26 janvier 2003 -Solennité des
Fondateurs de Cîteaux.
Si 44, 1.10-15; Heb 11, 1-2;
8-16; Marc 10, 24b-30
Une tentation à laquelle
nous sommes facilement confrontés, surtout lorsqu'on atteint un certain âge,
est celle de vivre dans le passé. Une
autre tentation, qu'on rencontre surtout chez les plus jeunes est celle de
vivre dans l'avenir, c'est-à-dire un avenir imaginé. Il y a aussi la tentation de se cantonner dans
chaque instant présent que l'on vit, sans lien avec le passé et sans horizon
devant soi.
Le défi, pour tout être
humain, et donc aussi pour tout moine, est de vivre dans le moment présent,
tout en étant solidement enraciné dans la tradition du passé, avec les yeux
fixés sur le but vers lequel on tend. Ainsi
étaient nos Pères Robert, Albéric, Étienne et leurs compagnons, qui nous ont
légué le riche héritage de la tradition cistercienne.
Ceux qui créent quelque
chose de durable, dans l'histoire de l'humanité en général comme dans celle
de l'Église, sont toujours des personnes profondément en contact avec leur
temps, résonnant aux aspirations des femmes et des hommes de leur époque,
tout en ayant reçu et intégré les richesses du passé et ouverts à un avenir
demeurant encore mystère.
Nos Pères du Cîteaux primitif
se situaient dans la droite ligne des grands mouvements spirituels de leur
temps, en particulier du mouvement de retour à la simplicité de l'Église primitive,
à l'authenticité de la Règle monastique dépouillée de la richesse de ses interprétations
multiples, et à la recherche d'une rencontre contemplative et affective de
Dieu. Ils rendirent un service inestimable
à ce grand mouvement de chrétienté, lui donnant une consistance et une pérennité
dans une forme établie de vie. En effet, un "mouvement", alors comme
aujourd'hui, ne produit rien de durable aussi longtemps qu'il demeure "mouvement"

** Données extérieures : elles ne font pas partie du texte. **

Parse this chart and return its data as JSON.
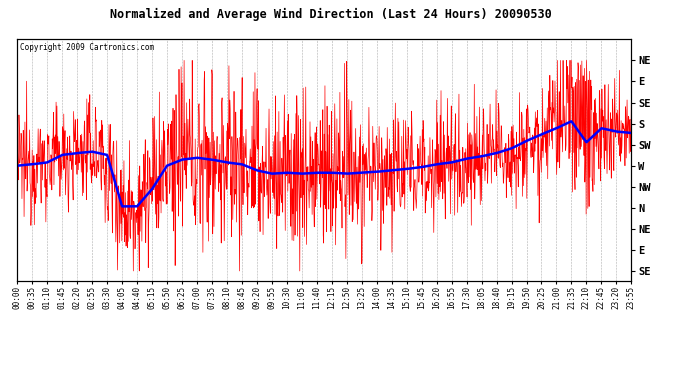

et ne se mue en forme de vie. N'ayant pas de demeure permanente ici-bas et fixant leurs yeux sur
la vie éternelle, ils engendrèrent dans le peuple de Dieu tout entier cette
tension contemplative.
"Seigneur, nous avons
tout quitté pour te suivre", disait Pierre à Jésus. C'est aussi ce que nous avons voulu faire en
répondant à l'appel à la vie monastique. La plus grande pauvreté pour nous consiste en ce que le passé soit
vraiment passé et que l'avenir soit encore l'avenir. Tout ce dont nous disposons est le moment présent, qui n'est qu'un
grain de sable dans l'immensité du temps et comme un souffle éphémère face
à l'éternité. Et pourtant, comme le
promet Jésus à Pierre et à ses compagnons, si nous acceptons cette radicale
pauvreté, ce moment présent si bref et si vite passé est rempli de toute la
richesse du passé à laquelle nous avons renoncé et déjà lourd de toute la
vie éternelle vers laquelle nous aspirons.
C'est pourquoi nous devons
apprendre à vivre "sous la tente", comme Abraham, acceptant de ne
même pas posséder le moment présent qui se transforme constamment en passé
et de ne posséder l'avenir que dans la tension de foi qui nous tient tendus
vers la vie éternelle et qui s'appelle espéranced. C`est alors que Dieu sera "notre" Dieu – non pas un Dieu
que nous pourrons prétendre "posséder", ni un Dieu qui nous "possède",
mais un Dieu qui nous remplira de sa richesse dans la mesure où nous ferons
nôtre la pauvreté qu'il a Lui-même assumée.